Chicago Bulls coach Tom Thibodeau said on Saturday that Derrick Rose was "most likely out" for the playoffs, but noted that he was still holding out hope that the 24-year-old star would be able to join the team this season, per Nick Friedell of ESPNChicago.com.
But—even if Rose returns during the playoffs—the Bulls will not win the NBA title.
After ranking 12th in the NBA in field-goal percentage with Rose last season, the Bulls ranked 25th in the category without him this year. That's how much the 2010-11 MVP matters to Chicago.
So it's natural that some may think inserting Rose into the lineup during the playoffs this season would make the Bulls instant title contenders, like they were last season.
But there are two things in particular that make that unrealistic. One, you can't expect Rose to instantly be as electric as he was last season if he is rushed into the lineup coming off a torn ACL. Two, the Bulls haven't played with Rose all season long and there would naturally be an adjustment period for the team upon his return.
It generally takes at least a full year to recover from a torn ACL. It's no joke. Rose tore his ACL on April 28 of last year. In that regard, it's no surprise that he's been hesitant to come back right away, despite being cleared by team doctors in early March. Minnesota Vikings running back Adrian Peterson—who played about eight months after a torn ACL and MCL—is frankly an unrealistic model to compare Rose to. That's because few players have ever fully come back that quickly. Peterson was a very rare case.
Those who have torn their ACL before will tell you it's not just the physical aspect of the injury that makes it so difficult to fully recover. As Rose mentioned, you have to be able to completely trust your body. That naturally takes time (via ESPNChicago).
In that case, even if Rose returned during the playoffs this season, chances are he wouldn't feel completely comfortable and it would limit his explosiveness, agility and bulldog mentality, three characteristics that propelled him on the hardwood before. He would be "limited Derrick Rose"—physically and mentally—instead of "100 percent Derrick Rose."
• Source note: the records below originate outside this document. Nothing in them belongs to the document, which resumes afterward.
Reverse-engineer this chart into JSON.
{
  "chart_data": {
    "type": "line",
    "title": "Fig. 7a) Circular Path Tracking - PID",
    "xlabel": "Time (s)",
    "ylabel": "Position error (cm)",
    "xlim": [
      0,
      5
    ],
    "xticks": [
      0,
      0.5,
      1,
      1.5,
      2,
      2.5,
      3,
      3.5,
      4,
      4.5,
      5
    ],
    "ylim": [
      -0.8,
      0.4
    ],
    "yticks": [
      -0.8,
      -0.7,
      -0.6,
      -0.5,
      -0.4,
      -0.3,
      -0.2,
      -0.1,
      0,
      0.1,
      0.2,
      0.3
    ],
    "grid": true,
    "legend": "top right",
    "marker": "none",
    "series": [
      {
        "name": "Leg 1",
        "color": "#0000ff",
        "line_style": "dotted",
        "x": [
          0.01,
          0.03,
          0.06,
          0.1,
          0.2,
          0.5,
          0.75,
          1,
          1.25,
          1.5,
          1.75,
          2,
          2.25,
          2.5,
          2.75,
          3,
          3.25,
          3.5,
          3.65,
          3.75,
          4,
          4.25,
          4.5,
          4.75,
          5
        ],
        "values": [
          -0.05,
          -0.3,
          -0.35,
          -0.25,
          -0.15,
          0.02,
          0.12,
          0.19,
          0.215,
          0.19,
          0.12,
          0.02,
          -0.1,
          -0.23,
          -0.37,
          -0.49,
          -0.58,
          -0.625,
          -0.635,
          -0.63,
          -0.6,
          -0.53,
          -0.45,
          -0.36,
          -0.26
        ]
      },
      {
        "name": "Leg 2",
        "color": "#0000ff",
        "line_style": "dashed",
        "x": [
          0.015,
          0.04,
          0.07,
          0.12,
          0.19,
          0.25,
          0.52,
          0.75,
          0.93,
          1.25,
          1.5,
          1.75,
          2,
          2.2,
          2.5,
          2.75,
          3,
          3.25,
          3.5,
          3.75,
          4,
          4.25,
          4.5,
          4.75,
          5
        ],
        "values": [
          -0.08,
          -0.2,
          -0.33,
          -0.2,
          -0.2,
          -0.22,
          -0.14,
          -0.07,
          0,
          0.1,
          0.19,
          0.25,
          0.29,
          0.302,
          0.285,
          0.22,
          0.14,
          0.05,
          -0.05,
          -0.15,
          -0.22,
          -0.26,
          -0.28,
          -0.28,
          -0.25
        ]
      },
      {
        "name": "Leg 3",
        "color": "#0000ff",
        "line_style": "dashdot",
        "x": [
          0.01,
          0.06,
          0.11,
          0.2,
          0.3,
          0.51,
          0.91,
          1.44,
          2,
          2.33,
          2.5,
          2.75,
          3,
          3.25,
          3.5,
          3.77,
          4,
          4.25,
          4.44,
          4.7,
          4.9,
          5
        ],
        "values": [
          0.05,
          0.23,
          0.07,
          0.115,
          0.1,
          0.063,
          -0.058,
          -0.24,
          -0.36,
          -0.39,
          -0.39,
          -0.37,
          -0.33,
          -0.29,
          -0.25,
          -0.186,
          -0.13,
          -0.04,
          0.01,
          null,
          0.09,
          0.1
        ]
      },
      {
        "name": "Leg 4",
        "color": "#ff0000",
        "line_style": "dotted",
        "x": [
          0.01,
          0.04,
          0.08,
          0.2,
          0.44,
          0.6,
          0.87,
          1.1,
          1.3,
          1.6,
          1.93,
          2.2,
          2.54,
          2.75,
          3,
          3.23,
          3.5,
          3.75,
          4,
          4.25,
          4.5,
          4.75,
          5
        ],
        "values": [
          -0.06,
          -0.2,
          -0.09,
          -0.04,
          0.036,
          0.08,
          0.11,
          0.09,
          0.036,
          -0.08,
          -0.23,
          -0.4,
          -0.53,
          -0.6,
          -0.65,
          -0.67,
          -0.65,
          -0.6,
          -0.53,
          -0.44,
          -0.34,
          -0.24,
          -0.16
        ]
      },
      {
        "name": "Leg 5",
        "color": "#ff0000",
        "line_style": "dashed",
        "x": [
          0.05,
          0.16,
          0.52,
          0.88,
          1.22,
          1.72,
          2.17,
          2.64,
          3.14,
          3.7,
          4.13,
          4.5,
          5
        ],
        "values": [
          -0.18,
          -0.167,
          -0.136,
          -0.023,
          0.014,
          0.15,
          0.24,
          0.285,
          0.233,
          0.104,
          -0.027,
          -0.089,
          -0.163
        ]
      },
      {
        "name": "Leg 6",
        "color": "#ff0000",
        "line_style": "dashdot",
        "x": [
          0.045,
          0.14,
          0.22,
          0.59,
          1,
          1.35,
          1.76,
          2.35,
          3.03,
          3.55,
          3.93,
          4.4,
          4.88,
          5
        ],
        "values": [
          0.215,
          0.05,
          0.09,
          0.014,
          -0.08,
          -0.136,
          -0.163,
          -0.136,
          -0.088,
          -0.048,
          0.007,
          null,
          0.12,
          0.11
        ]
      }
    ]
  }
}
But, more than that, you can't expect that because the Bulls had such great chemistry alongside Rose last season, that such chemistry would magically appear right when he stepped on the court. The Miami Heat didn't pick up where they left off last season by simply taking the summer off. They worked tirelessly together in the offseason to build on the chemistry they had finally achieved. Sure, the Bulls' chemistry with Rose would likely eventually pick up in the playoffs, but it would probably be too little, too late.
The reality is, the Chicago Bulls won't win the title this season, with or without Derrick Rose.